L’adolescence, est une phase passionnante, d’ouverture, au monde
L’on n’est pas forcément, rongé, par l’angoisse et, la colère. […]
L’on a envie, d’être soi, indépendant, d’affirmer, ses différences

 

Alix, quatorze ans107

 

 

I-1

 

« LA NATURE PERSONNELLE

L’IDENTITÉ COMMUNE »

DE L’(ANDRO)ADOJEUNESSE

 

 

L’adolescence est le temps, où, il faut choisir
Entre vivre et, mourir

 

H. Aggoune

Écrivain, France, 1973-

 

Quelle nuit, sommes-nous ?

Œuvre littéraire poétique, France, 2005

 

 

La jeunesse
Africaine, américaine, asiatique, européenne, océanienne
Danse, au rythme, d’une même musique

 

Y. Khadra

Écrivain, Algérie, 1955-

 

Interview

Entretien littéraire, evene.fr, France, 2006

 

 

La réalité physique et, mentale, des jeunes, concerne, leurs « spécificités » anatomiques et, sanitaires.

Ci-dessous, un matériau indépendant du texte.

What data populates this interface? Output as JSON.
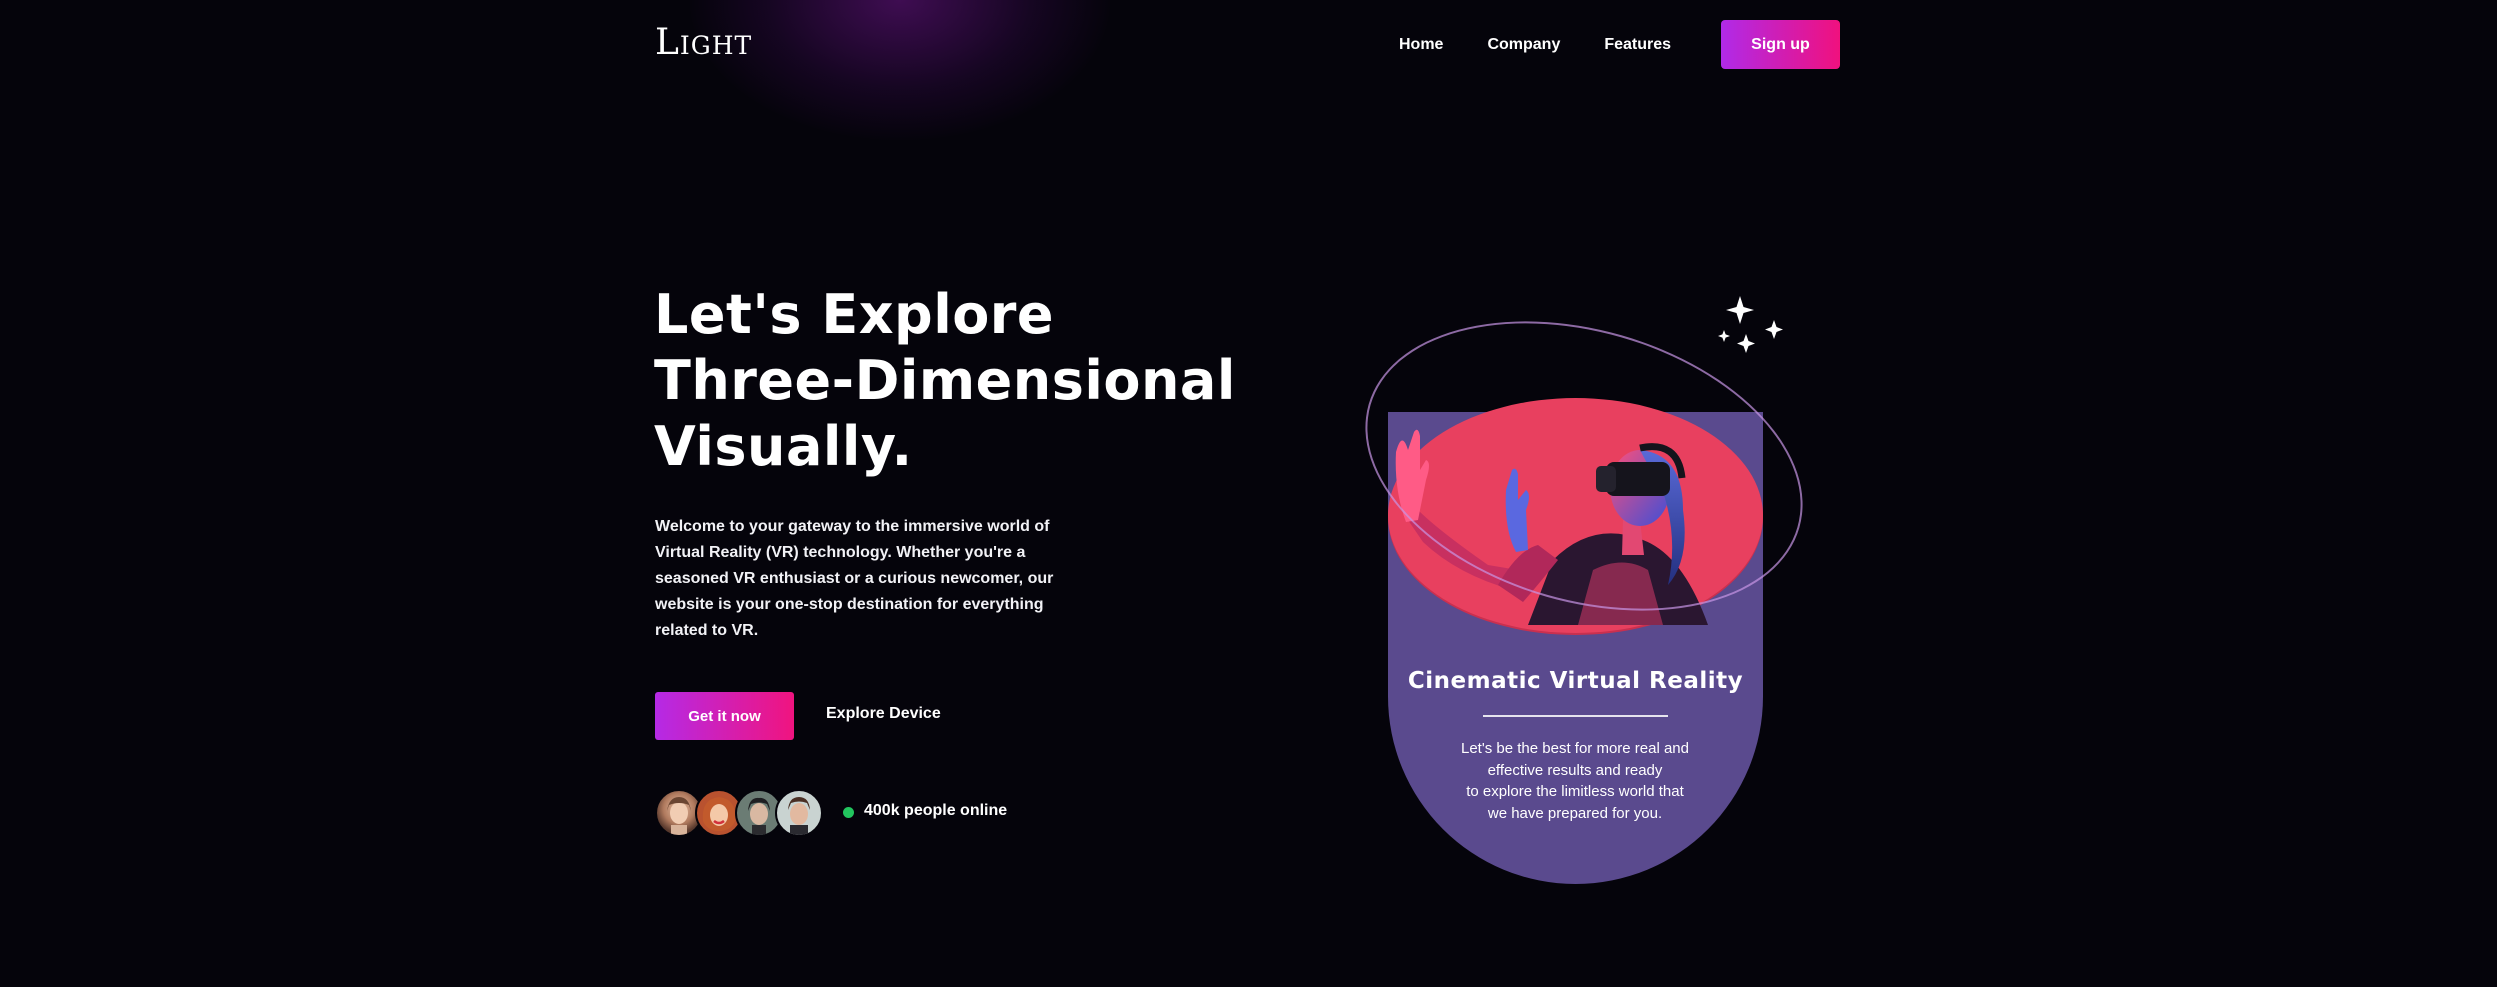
{
  "nav": {
    "logo": "Light",
    "links": [
      "Home",
      "Company",
      "Features"
    ],
    "signup_label": "Sign up"
  },
  "hero": {
    "title_lines": [
      "Let's Explore",
      "Three-Dimensional",
      "Visually."
    ],
    "description": "Welcome to your gateway to the immersive world of Virtual Reality (VR) technology. Whether you're a seasoned VR enthusiast or a curious newcomer, our website is your one-stop destination for everything related to VR.",
    "cta_label": "Get it now",
    "secondary_label": "Explore Device",
    "online_text": "400k people online"
  },
  "card": {
    "title": "Cinematic Virtual Reality",
    "text_lines": [
      "Let's be the best for more real and",
      "effective results and ready",
      "to explore the limitless world that",
      "we have prepared for you."
    ]
  },
  "colors": {
    "background": "#05040b",
    "accent_start": "#b52ae6",
    "accent_end": "#f0147f",
    "card_purple": "#5a4a8e",
    "card_pink": "#e8405f",
    "online_green": "#22c55e"
  },
  "icons": [
    "sparkles-icon",
    "online-status-dot"
  ]
}
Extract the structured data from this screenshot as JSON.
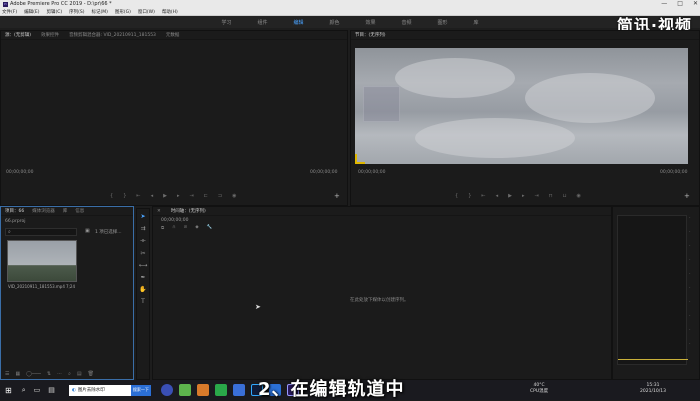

Le corps pubertaire et, la santé psychosomatique, de l’adojuvénilité. L’appréhension rationnelle, cognitivo-émotivo-comportementale, du jeune, évoque, sa construction psychique, de personnalité. Psychologie et, notion, de supposée, « crise » psychologique adojuvéniles. La sphère psychoaffective, relationnelle, des adojeunes, a trait, à leur conception sentimentale, d’attachement. Familiale, amicale, amoureuse, sexuelle.

 

Elle est, aussi, en rapport, avec leurs processus spécifiques, de sociabilités et, marginalisations. Leur intégration sociale juvénile, l’attention, aux jeunes, les plus « défavorisés ». Adolescents maltraités ou, en danger, souffrant, de handicaps lourds, de santé, en précarité socioéconomique, violents et, délinquants. Pour terminer, le champ matériel, d’ouverture, au monde, néogénérationnel, groupe, les évaluations, du niveau, de vie, la réalité internationale, de la jeunesse. La consommation, les types, de vie, adolescents et, les comparatifs, de la « compétition » mondiale, entre juniors.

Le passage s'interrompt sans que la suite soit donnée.